Am Ende des absolut amüsanten und zum Nachdenken anregenden Vortrags musste ich mir selbst die Frage stellen: Kenne ich selbst aus meiner Erfahrung Projekte, in welchen diese Superhelden und -heldinnen evtl. weniger Fortschritt einbrachten als Anfangs gedacht? Funktioniert eine Mannschaft in welcher sich eine einzelne Person so stark hervorhebt tatsächlich besser?

Ich denke, dass es diese Top-Experten braucht, jedoch mit einer für mich essentiellen Fußnote: Sie benötigen neben ihren hervorstechenden fachlichen Kenntnissen auch eine ausgeprägte soziale Kompetenz bzw. das richtige Setup im Projekt und eine passende Unternehmenskultur. Nur so können diese Mitarbeiter das volle Potential auch wirksam und langfristig entfalten. Ansonsten sind Führungsebenen ungleich höher gefordert und sehr oft überfordert, wodurch High Potentials vorzeitig Unternehmen verlassen und nicht selten verbrannte Erde hinterlassen.

Was moderne Projekte fordern

Moderne Unternehmensformen- aber auch Projektframeworks wie Srum zählen sehr stark auf Teamwork, interdisziplinäre Zusammenarbeit und den weitestgehenden Verzicht auf hierarchische Rollenmodelle. Dafür stehen persönliche Interaktion, Kooperation, Transparenz und Wissenstransfer an vorderster Stelle. 

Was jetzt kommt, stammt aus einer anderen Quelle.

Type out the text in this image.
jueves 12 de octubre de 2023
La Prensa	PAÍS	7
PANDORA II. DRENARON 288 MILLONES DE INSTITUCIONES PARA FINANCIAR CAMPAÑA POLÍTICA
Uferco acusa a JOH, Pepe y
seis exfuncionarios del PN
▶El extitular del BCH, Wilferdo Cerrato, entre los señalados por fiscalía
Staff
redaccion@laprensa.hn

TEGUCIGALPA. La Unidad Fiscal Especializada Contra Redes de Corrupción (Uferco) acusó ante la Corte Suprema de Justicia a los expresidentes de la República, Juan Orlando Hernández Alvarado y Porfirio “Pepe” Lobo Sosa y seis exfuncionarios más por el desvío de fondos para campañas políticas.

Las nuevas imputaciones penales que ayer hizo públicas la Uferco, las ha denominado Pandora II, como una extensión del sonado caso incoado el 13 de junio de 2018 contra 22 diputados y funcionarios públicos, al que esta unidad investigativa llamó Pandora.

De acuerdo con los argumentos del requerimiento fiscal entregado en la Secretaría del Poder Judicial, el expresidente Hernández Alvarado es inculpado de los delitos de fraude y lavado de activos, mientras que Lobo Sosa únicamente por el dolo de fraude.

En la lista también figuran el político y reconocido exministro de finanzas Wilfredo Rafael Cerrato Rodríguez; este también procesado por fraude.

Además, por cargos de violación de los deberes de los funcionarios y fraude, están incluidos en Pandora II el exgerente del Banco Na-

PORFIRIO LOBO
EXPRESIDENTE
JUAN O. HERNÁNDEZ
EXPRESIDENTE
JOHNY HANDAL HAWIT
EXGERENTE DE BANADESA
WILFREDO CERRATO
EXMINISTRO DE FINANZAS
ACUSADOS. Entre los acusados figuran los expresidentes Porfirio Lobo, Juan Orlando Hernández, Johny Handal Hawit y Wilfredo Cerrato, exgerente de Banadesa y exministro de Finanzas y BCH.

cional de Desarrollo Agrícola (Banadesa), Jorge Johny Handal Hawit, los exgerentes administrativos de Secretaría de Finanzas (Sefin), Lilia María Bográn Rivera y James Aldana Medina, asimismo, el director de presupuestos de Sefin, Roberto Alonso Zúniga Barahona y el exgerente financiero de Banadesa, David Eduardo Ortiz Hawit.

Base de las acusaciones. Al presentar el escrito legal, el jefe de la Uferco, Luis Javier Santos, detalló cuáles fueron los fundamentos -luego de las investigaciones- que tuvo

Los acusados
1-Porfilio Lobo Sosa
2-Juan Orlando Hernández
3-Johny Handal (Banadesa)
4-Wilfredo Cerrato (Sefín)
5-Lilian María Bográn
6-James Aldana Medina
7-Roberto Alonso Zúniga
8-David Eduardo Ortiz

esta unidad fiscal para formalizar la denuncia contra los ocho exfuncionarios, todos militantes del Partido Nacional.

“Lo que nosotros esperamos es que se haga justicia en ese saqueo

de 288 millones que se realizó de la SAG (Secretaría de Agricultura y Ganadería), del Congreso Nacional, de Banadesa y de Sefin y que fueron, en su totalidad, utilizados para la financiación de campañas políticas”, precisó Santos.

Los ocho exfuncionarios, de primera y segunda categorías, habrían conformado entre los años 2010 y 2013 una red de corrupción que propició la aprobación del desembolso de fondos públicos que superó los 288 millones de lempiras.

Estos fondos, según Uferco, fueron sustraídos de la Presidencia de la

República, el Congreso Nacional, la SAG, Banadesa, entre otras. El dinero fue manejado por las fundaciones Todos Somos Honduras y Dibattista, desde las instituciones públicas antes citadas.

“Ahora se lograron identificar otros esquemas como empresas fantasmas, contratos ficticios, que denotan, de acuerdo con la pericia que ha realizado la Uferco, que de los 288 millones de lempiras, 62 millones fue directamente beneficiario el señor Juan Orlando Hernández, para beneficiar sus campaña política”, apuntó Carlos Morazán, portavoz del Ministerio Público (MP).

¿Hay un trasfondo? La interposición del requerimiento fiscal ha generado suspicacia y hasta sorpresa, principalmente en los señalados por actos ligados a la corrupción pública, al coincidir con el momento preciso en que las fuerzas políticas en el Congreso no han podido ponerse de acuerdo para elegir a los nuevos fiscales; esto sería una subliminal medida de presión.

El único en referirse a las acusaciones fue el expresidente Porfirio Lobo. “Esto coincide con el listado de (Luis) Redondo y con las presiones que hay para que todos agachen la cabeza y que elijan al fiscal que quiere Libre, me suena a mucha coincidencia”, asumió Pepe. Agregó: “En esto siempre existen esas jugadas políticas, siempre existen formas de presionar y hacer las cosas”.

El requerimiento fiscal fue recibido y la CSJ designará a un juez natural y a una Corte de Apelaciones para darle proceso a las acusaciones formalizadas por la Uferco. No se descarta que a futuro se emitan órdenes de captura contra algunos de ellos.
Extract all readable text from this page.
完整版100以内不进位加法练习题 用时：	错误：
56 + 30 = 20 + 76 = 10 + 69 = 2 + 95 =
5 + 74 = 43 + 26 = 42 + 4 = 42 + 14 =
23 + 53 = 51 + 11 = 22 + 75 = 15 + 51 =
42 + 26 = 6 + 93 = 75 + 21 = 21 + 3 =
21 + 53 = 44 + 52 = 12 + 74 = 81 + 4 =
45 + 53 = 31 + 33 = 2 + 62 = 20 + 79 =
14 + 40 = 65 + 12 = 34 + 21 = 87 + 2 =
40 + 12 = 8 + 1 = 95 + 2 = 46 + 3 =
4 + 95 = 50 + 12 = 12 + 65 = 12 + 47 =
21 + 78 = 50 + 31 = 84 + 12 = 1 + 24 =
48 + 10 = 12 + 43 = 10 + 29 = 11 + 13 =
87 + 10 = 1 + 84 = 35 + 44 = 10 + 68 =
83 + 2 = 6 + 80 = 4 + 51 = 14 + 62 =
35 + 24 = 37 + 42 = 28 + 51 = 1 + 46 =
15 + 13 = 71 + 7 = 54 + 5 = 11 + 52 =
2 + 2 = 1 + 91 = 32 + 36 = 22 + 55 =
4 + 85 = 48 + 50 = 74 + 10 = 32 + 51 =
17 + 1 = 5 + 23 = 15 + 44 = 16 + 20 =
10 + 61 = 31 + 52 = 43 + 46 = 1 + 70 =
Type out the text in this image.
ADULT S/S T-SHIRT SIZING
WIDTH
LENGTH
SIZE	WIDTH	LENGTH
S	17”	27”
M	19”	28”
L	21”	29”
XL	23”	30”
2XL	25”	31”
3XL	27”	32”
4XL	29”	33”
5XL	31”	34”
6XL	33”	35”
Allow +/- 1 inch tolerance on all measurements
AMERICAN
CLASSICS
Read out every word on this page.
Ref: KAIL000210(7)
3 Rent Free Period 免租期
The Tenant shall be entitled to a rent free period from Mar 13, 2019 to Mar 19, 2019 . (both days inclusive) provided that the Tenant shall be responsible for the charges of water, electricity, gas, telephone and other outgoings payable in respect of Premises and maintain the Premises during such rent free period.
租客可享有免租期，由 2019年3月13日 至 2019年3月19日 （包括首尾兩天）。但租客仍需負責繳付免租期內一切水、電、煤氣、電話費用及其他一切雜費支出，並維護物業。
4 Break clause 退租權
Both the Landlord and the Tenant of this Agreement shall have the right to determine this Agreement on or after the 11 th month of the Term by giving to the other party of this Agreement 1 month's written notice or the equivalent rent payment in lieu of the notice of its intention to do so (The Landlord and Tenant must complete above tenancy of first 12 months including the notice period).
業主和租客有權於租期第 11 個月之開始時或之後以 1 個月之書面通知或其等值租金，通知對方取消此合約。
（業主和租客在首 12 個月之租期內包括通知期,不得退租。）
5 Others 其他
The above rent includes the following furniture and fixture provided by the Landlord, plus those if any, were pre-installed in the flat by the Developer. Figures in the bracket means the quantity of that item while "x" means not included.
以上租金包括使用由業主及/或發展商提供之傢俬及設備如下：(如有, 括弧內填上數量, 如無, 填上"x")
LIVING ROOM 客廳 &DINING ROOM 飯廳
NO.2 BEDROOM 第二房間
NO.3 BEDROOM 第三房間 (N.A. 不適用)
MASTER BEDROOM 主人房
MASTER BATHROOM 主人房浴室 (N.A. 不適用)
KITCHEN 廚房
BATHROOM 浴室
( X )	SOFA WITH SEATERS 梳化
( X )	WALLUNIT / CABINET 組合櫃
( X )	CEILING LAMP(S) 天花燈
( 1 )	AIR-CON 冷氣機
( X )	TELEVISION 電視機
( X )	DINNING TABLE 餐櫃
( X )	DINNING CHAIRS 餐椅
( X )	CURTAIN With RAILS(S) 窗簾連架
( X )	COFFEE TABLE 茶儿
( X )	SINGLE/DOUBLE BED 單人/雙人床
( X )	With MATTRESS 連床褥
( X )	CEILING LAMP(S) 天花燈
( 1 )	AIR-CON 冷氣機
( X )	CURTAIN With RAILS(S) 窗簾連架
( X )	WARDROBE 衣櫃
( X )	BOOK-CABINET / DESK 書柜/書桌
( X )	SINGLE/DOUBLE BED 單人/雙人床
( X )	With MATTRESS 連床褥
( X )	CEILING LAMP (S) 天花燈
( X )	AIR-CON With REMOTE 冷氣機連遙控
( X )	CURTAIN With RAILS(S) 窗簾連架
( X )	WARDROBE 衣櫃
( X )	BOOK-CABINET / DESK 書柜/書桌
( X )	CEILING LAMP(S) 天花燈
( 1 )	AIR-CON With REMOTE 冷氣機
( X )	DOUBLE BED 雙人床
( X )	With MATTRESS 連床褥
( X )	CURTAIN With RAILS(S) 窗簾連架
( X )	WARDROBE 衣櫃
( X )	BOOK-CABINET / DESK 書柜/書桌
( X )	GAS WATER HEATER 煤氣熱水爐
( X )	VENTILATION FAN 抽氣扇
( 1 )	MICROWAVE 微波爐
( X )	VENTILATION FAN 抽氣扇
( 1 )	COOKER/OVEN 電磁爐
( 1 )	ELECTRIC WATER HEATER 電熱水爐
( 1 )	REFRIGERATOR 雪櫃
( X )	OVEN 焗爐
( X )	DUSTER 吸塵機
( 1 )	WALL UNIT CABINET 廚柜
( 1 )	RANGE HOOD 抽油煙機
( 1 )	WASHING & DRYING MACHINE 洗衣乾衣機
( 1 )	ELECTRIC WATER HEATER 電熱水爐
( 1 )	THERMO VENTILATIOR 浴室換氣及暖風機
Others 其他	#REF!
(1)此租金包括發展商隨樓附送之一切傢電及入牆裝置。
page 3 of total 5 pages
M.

Daher sollten Personalverantwortliche neben dem eigentlichen Skillset verstärkt auf die sozialen Kompetenzen achten und auch darauf, ob sich ein Anforderer nicht mehr erwartet als er am Ende Steuern kann. Somit könnte möglicherweise ein neuer hervorragender Teamkapitän das nächste Spiel eher gewinnen. Ohne, dass Sie einen weiteren Stürmer teuer zukaufen und zudem eine sehr lange Personalsuche in Kauf nehmen müssen.

Quelle: Margaret Heffernan. “Forget the pecking order at work“ TED Talks 2015 https://www.ted.com/talks/margaret_heffernan_forget_the_pecking_order_at_work 

Welche Erfahrungen konnten Sie machen? Ich freue mich auf Ihre Gedanken!